От неожиданности все оцепенели, потом бросились к нему, подняли, поставили на ноги.
— Ваша светлость, поверьте нам, мы никогда не отступим! Ведите нас, и мы одолеем любого врага!
Суворов плакал. Никогда и никто не видел его таким. Старшим в комнате был генерал от кавалерии Дерфельден.
— Позвольте мне сказать от всех находящихся здесь и всего войска русского, — выступил он.
— Говори, Вильгельм Христофорович, — разрешил Суворов.
— Отец наш Александр Васильевич!
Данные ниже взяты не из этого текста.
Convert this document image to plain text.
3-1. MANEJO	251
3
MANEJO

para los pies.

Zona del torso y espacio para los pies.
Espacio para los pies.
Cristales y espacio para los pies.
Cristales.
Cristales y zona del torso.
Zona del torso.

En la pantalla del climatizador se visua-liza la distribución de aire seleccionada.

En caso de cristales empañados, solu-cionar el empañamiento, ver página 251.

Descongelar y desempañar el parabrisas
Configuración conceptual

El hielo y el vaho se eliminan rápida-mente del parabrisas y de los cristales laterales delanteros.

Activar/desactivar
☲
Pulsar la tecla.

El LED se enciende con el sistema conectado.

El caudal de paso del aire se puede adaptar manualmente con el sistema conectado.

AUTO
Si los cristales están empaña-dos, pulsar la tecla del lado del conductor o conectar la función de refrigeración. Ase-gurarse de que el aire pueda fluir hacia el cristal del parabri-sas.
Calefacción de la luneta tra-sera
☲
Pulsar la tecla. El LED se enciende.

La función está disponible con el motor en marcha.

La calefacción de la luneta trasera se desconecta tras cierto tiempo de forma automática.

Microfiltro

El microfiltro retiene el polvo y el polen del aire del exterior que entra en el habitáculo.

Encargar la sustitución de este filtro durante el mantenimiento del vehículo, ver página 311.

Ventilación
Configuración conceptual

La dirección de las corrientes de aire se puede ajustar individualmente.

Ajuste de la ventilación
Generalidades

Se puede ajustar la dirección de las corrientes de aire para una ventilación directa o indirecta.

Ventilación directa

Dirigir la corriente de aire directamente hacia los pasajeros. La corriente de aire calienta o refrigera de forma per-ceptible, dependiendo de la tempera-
Мы видим и теперь знаем, что нам предстоит. Но ведь и ты знаешь нас, ратников, преданных тебе душой. Верь нам! Клянёмся тебе перед Богом за себя и за всех! Что бы ни встретилось, ты, отец, не увидишь в нас гнусной, незнакомой русскому трусости и ропота. Пусть сто вражьих тысяч встанут пред нами, пусть эти горы втрое, вдесятеро представят нам препону — мы будем победителями и того и другого. Всё перенесём и не посрамим русского оружия! А если падём, то умрём со славою! Веди нас куда думаешь, делай что знаешь: мы твои, отец!..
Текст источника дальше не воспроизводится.